The president of Argentina, Alberto Fernández, reported that the weapon had five bullets and that, for a reason not yet confirmed, it did not fire despite the fact that the man pulled the trigger.

According to official sources from the Ministry of Security to Efe, members of the Argentine Federal Police, which is in charge of the custody of the vice president, were alerted by demonstrators present at the scene that "a man would be armed among them." “For this reason, he was identified by arresting him on Juncal and Uruguay streets (near the vice president's home) and a weapon was found a few meters from the place. The situation is under control,” these sources assured Efe.

In a message broadcast by the national network, the president of Agentina, Alberto Fernández, declared Friday a non-working day so that society expresses its rejection of violence “in peace”. The president maintained that the "attack" against the vice president is the "most serious event that has happened" since Argentina returned to democracy in 1983, and urged the entire political class and society to show their rejection of the attack against the vice president.

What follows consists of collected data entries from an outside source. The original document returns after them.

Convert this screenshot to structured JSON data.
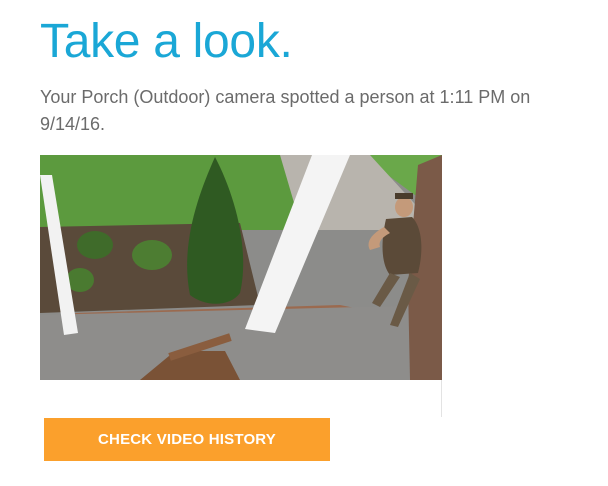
{
  "email": {
    "headline": "Take a look.",
    "message": "Your Porch (Outdoor) camera spotted a person at 1:11 PM on 9/14/16.",
    "snapshot": {
      "content": "porch-camera-snapshot-person"
    },
    "cta": {
      "label": "CHECK VIDEO HISTORY",
      "color": "#fba02c"
    }
  },
  "colors": {
    "headline": "#1aa7d6",
    "body_text": "#6b6b6b",
    "background": "#ffffff"
  }
}
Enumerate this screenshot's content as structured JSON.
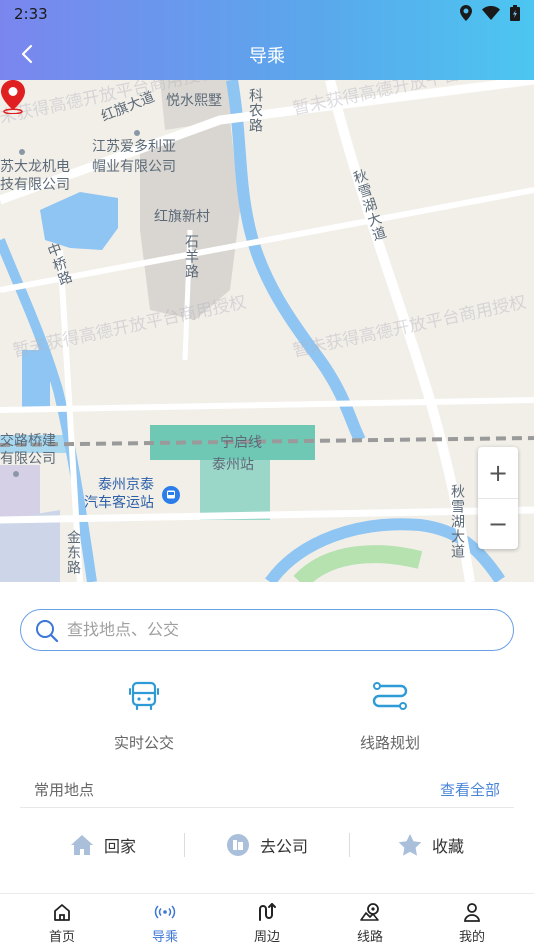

The center-left government coalition Frente de Todos announced a demonstration "in defense of democracy" for Friday at noon in Buenos Aires.

"I saw that arm emerge over my shoulder with a weapon, and with people around me we controlled it," a follower of the vice president, who did not want to give his name, told the AFP agency. Gina De Bai, another witness who was close to the vice president, told the AP that she heard "the sound of the trigger being pulled" although she did not realize it was a firearm until security personnel apprehended the man. .

“A man pointed a firearm at his head and pulled the trigger. Cristina remains alive because, for a reason that has not yet been technically confirmed, the weapon that she had with five bullets did not fire despite having been triggered, ”said the head of state. The president maintained that "such a reality moves the entire Argentine people."

On August 22, a prosecutor requested that the vice president be sentenced to 12 years in prison and lifelong disqualification for a case of alleged corruption over the award of public contracts in her bastion of Santa Cruz that has persecuted her for two terms. Since then, groups for and against the president have demonstrated in the streets of Buenos Aires.

In a highly polarized Argentine political landscape, tension increased in the following days as a result of the placement of a fence around Fernández's home and the accusations from the ruling party of repression of the protesters by the forces of the Government of the City of Buenos Aires –opposed to the Argentine Executive–.

"When hate and violence prevail over the debate of ideas, societies are destroyed and generate situations like the one we are experiencing today: an assassination attempt," said Economy Minister Sergio Massa. "What happened tonight is extremely serious and threatens democracy, institutions and the rule of law," he added.

Former conservative president Mauricio Macri also condemned the attack: "This very serious incident requires immediate and thorough clarification by the judiciary and the security forces," he wrote on Twitter.

Patricia Bullrich, president of the opposition Republican Proposal, criticized President Fernández's reaction to the attack, accusing him of "playing with fire" by decreeing a national holiday "to mobilize activists" instead of focusing on investigating the facts.